Internationale Gartenausstellung soll den Strukturwandel im Rheinischen Revier begleiten
Die Deutsche Bundesgartenschau-Gesellschaft (DBG) hat die Bewerbung des Zweckverbands LANDFOLGE Garzweiler für die Internationale Gartenausstellung 2037 angenommen. Die Entscheidung fiel einstimmig auf Empfehlung des Verwaltungsrates.
Voraussetzung für die endgültige Vergabe bleibt der Abschluss des Durchführungsvertrags. Grundlage der Entscheidung waren eine Machbarkeitsstudie sowie eine Bereisung der Region durch die DBG-Kommission Anfang Dezember.
„Auf Empfehlung des Verwaltungsrates stimmt die Gesellschafterversammlung der DBG zu, die Internationale Gartenausstellung 2037 an den Zweckverband LANDFOLGE Garzweiler zu vergeben“, sagt Hajo Hinrichs, Vorsitzender der Gesellschafterversammlung der Deutschen Bundesgartenschau-Gesellschaft.
Strukturwandel im Rheinischen Revier
Die IGA 2037 soll als Entwicklungsprojekt den Strukturwandel im Rheinischen Revier begleiten.
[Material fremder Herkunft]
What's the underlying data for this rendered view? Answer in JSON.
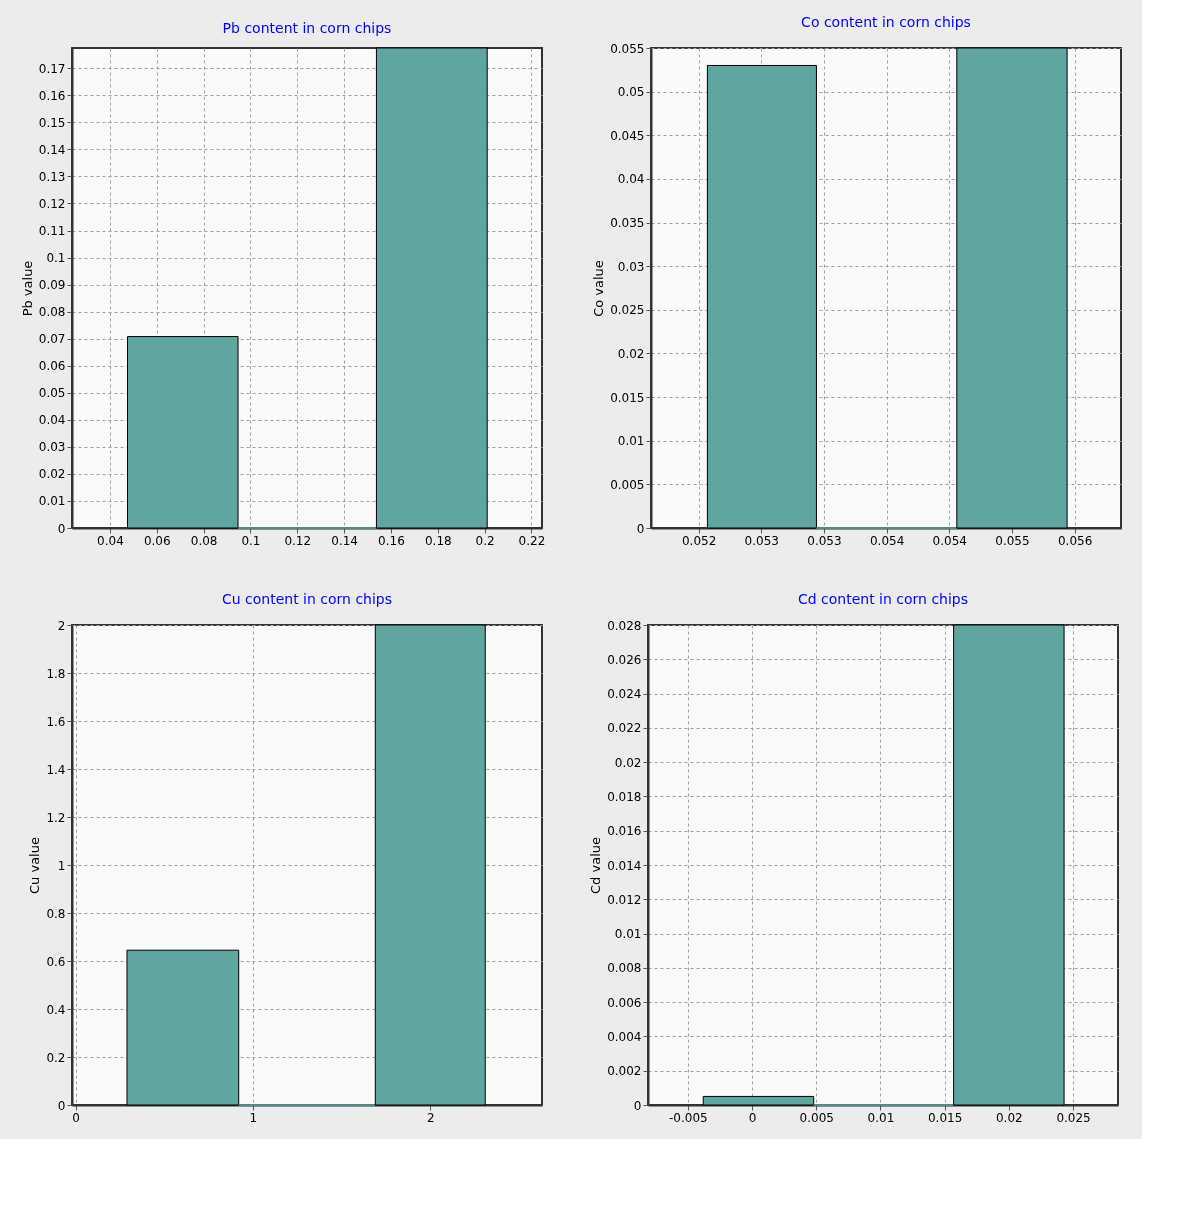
{
  "chart_data": [
    {
      "type": "histogram",
      "title": "Pb content in corn chips",
      "ylabel": "Pb value",
      "bins": [
        0.0475,
        0.0947,
        0.1538,
        0.2011
      ],
      "values": [
        0.0708,
        0,
        0.1775
      ],
      "color": "#5fa6a0",
      "xlim": [
        0.0238,
        0.2245
      ],
      "xticks": [
        0.04,
        0.06,
        0.08,
        0.1,
        0.12,
        0.14,
        0.16,
        0.18,
        0.2,
        0.22
      ],
      "ylim": [
        0,
        0.1775
      ],
      "yticks": [
        0,
        0.01,
        0.02,
        0.03,
        0.04,
        0.05,
        0.06,
        0.07,
        0.08,
        0.09,
        0.1,
        0.11,
        0.12,
        0.13,
        0.14,
        0.15,
        0.16,
        0.17
      ],
      "grid": true
    },
    {
      "type": "histogram",
      "title": "Co content in corn chips",
      "ylabel": "Co value",
      "bins": [
        0.05257,
        0.05344,
        0.05456,
        0.05544
      ],
      "values": [
        0.053,
        0,
        0.055
      ],
      "color": "#5fa6a0",
      "xlim": [
        0.05212,
        0.05587
      ],
      "xticks": [
        {
          "value": 0.0525,
          "label": "0.052"
        },
        0.053,
        {
          "value": 0.0535,
          "label": "0.053"
        },
        0.054,
        {
          "value": 0.0545,
          "label": "0.054"
        },
        0.055,
        {
          "value": 0.0555,
          "label": "0.056"
        }
      ],
      "ylim": [
        0,
        0.055
      ],
      "yticks": [
        0,
        0.005,
        0.01,
        0.015,
        0.02,
        0.025,
        0.03,
        0.035,
        0.04,
        0.045,
        0.05,
        0.055
      ],
      "grid": true
    },
    {
      "type": "histogram",
      "title": "Cu content in corn chips",
      "ylabel": "Cu value",
      "bins": [
        0.29,
        0.92,
        1.69,
        2.31
      ],
      "values": [
        0.645,
        0,
        2
      ],
      "color": "#5fa6a0",
      "xlim": [
        -0.02,
        2.63
      ],
      "xticks": [
        0,
        1,
        2
      ],
      "ylim": [
        0,
        2
      ],
      "yticks": [
        0,
        0.2,
        0.4,
        0.6,
        0.8,
        1,
        1.2,
        1.4,
        1.6,
        1.8,
        2
      ],
      "grid": true
    },
    {
      "type": "histogram",
      "title": "Cd content in corn chips",
      "ylabel": "Cd value",
      "bins": [
        -0.0038,
        0.0048,
        0.0157,
        0.0243
      ],
      "values": [
        0.0005,
        0,
        0.028
      ],
      "color": "#5fa6a0",
      "xlim": [
        -0.0081,
        0.0285
      ],
      "xticks": [
        -0.005,
        0,
        0.005,
        0.01,
        0.015,
        0.02,
        0.025
      ],
      "ylim": [
        0,
        0.028
      ],
      "yticks": [
        0,
        0.002,
        0.004,
        0.006,
        0.008,
        0.01,
        0.012,
        0.014,
        0.016,
        0.018,
        0.02,
        0.022,
        0.024,
        0.026,
        0.028
      ],
      "grid": true
    }
  ]
}
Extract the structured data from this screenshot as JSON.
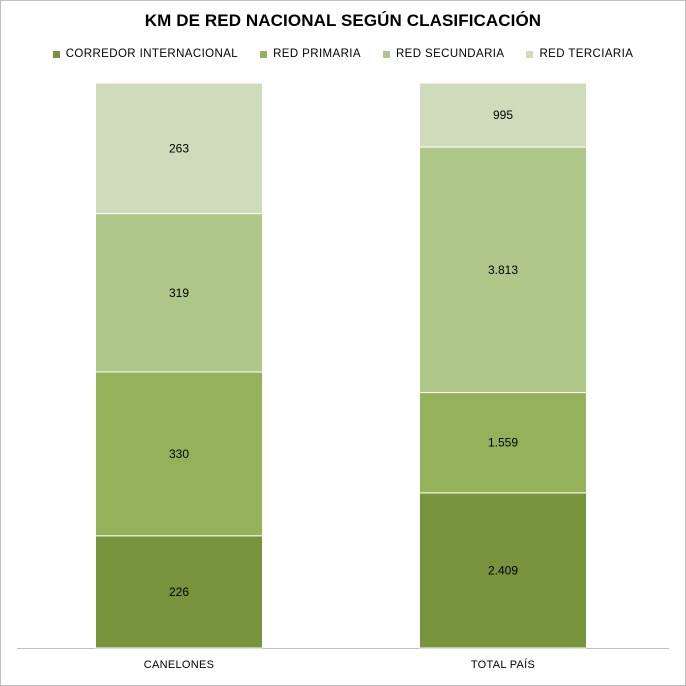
{
  "chart_data": {
    "type": "bar",
    "stacked": true,
    "title": "KM DE RED NACIONAL SEGÚN CLASIFICACIÓN",
    "categories": [
      "CANELONES",
      "TOTAL PAÍS"
    ],
    "series": [
      {
        "name": "CORREDOR INTERNACIONAL",
        "color": "#77933c",
        "values": [
          226,
          2409
        ],
        "labels": [
          "226",
          "2.409"
        ]
      },
      {
        "name": "RED PRIMARIA",
        "color": "#93b25a",
        "values": [
          330,
          1559
        ],
        "labels": [
          "330",
          "1.559"
        ]
      },
      {
        "name": "RED SECUNDARIA",
        "color": "#afc88a",
        "values": [
          319,
          3813
        ],
        "labels": [
          "319",
          "3.813"
        ]
      },
      {
        "name": "RED TERCIARIA",
        "color": "#cfdcbb",
        "values": [
          263,
          995
        ],
        "labels": [
          "263",
          "995"
        ]
      }
    ],
    "normalized": true,
    "ylim": [
      0,
      100
    ],
    "grid": false,
    "legend_position": "top"
  }
}
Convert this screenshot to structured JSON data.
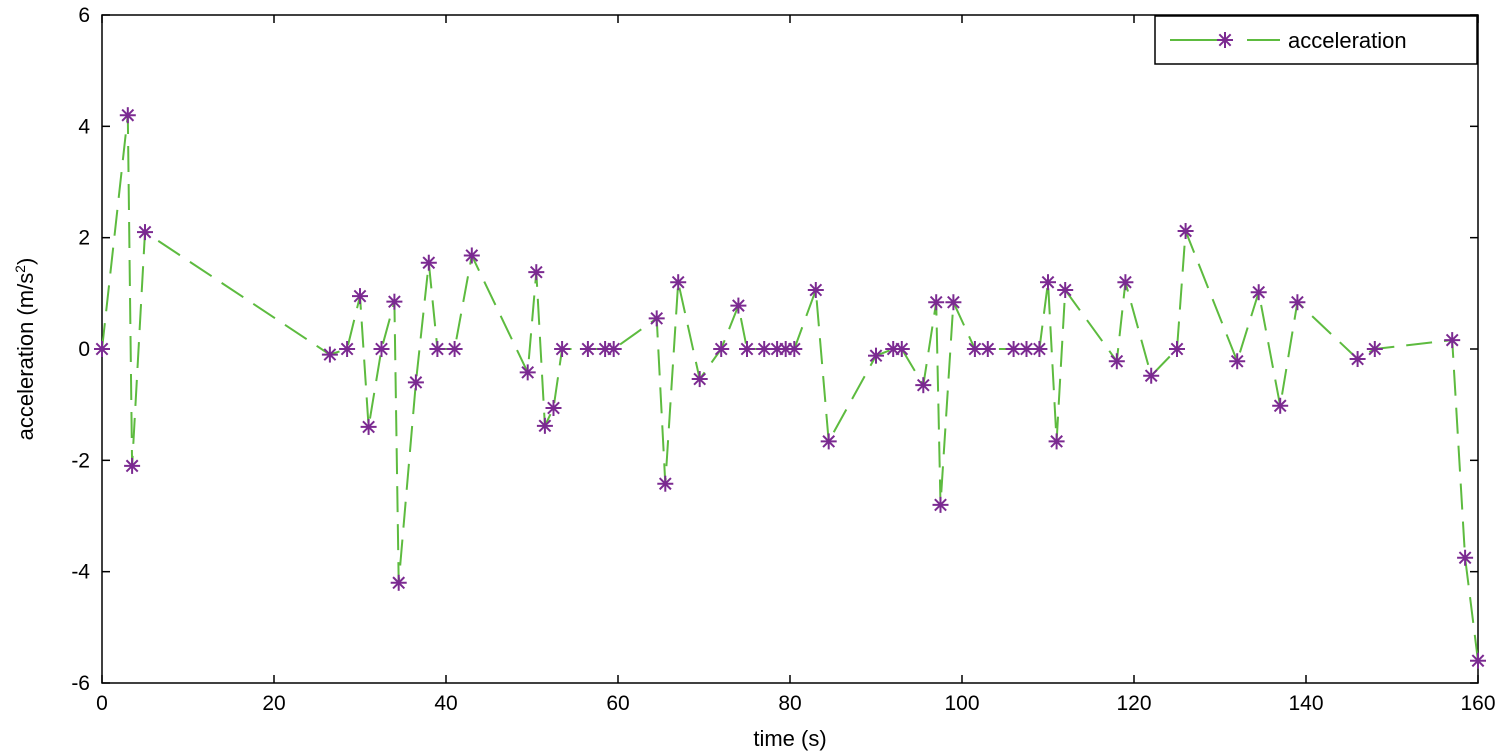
{
  "chart_data": {
    "type": "line",
    "title": "",
    "xlabel": "time (s)",
    "ylabel_main": "acceleration (m/s",
    "ylabel_sup": "2",
    "ylabel_tail": ")",
    "xlim": [
      0,
      160
    ],
    "ylim": [
      -6,
      6
    ],
    "xticks": [
      0,
      20,
      40,
      60,
      80,
      100,
      120,
      140,
      160
    ],
    "yticks": [
      -6,
      -4,
      -2,
      0,
      2,
      4,
      6
    ],
    "grid": false,
    "legend_position": "top-right",
    "colors": {
      "line": "#5dbb3f",
      "marker": "#7b2a91",
      "axis": "#000000"
    },
    "series": [
      {
        "name": "acceleration",
        "x": [
          0,
          3,
          3.5,
          5,
          26.5,
          28.5,
          30,
          31,
          32.5,
          34,
          34.5,
          36.5,
          38,
          39,
          41,
          43,
          49.5,
          50.5,
          51.5,
          52.5,
          53.5,
          56.5,
          58.5,
          59.5,
          64.5,
          65.5,
          67,
          69.5,
          72,
          74,
          75,
          77,
          78.5,
          79.5,
          80.5,
          83,
          84.5,
          90,
          92,
          93,
          95.5,
          97,
          97.5,
          99,
          101.5,
          103,
          106,
          107.5,
          109,
          110,
          111,
          112,
          118,
          119,
          122,
          125,
          126,
          132,
          134.5,
          137,
          139,
          146,
          148,
          157,
          158.5,
          160
        ],
        "y": [
          0,
          4.2,
          -2.1,
          2.1,
          -0.1,
          0,
          0.95,
          -1.4,
          0,
          0.85,
          -4.2,
          -0.6,
          1.55,
          0,
          0,
          1.68,
          -0.42,
          1.38,
          -1.38,
          -1.06,
          0,
          0,
          0,
          0,
          0.55,
          -2.42,
          1.2,
          -0.54,
          0,
          0.78,
          0,
          0,
          0,
          0,
          0,
          1.06,
          -1.66,
          -0.12,
          0,
          0,
          -0.65,
          0.84,
          -2.8,
          0.84,
          0,
          0,
          0,
          0,
          0,
          1.2,
          -1.66,
          1.06,
          -0.22,
          1.2,
          -0.48,
          0,
          2.12,
          -0.22,
          1.02,
          -1.02,
          0.84,
          -0.18,
          0,
          0.16,
          -3.75,
          -5.6
        ]
      }
    ]
  }
}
Im Mittelpunkt steht die Umgestaltung der ehemaligen Tagebauflächen rund um Garzweiler.
Das Konzept setzt auf eine dezentrale Gartenausstellung mit mehreren Standorten in der Region. Zentrales Element ist der entstehende See im Tagebaugebiet, dessen Befüllung ab 2036 beginnen soll.
„Die Internationale Gartenausstellung bringt positive Impulse in eine Region, die sich nach vielen Jahrzehnten des Braunkohle-Tagebaus wieder neu erfinden muss. Was Regionalentwicklung angeht, ist sie ein Leuchtturmprojekt mit internationaler Ausstrahlung“, erklärt DBG-Geschäftsführer Dr. Achim Schloemer.
Interkommunale Zusammenarbeit als Grundlage
Die Bewerbung wurde vom Zweckverband gemeinsam mit den Städten Mönchengladbach, Grevenbroich, Erkelenz und Jüchen sowie der Gemeinde Titz erarbeitet. Bereits 2024 hatten alle beteiligten Kommunen der Bewerbung zugestimmt.
Unterstützt wird das Projekt außerdem vom Land Nordrhein-Westfalen, der Region Köln-Bonn e. V. sowie der RWE Power AG.
„Der Zuschlag für die Internationale Gartenausstellung im Jahr 2037 freut uns außerordentlich. Das sind sehr gute Nachrichten für die Menschen in unserer Region“, sagt Harald Zillikens, Verbandsvorsteher des Zweckverbands und Bürgermeister von Jüchen.
Machbarkeitsstudie sieht großes Besucherpotenzial
Die zugrunde liegende Machbarkeitsstudie wurde gemeinsam mit verschiedenen Fachbüros entwickelt. Sie prognostiziert mindestens 1,8 Millionen Besucher für die IGA 2037.
Die Region profitiert dabei von ihrer Lage im Rheinischen Revier und der Nähe zu mehreren Ballungszentren. Innerhalb eines Radius von rund 60 Minuten Fahrzeit leben etwa zwölf Millionen Menschen.
Der 2017 gegründete Zweckverband LANDFOLGE Garzweiler koordiniert Projekte in den Bereichen Landschaftsentwicklung, Infrastruktur, Städtebau und Strukturwandel auf den ehemaligen Tagebauflächen.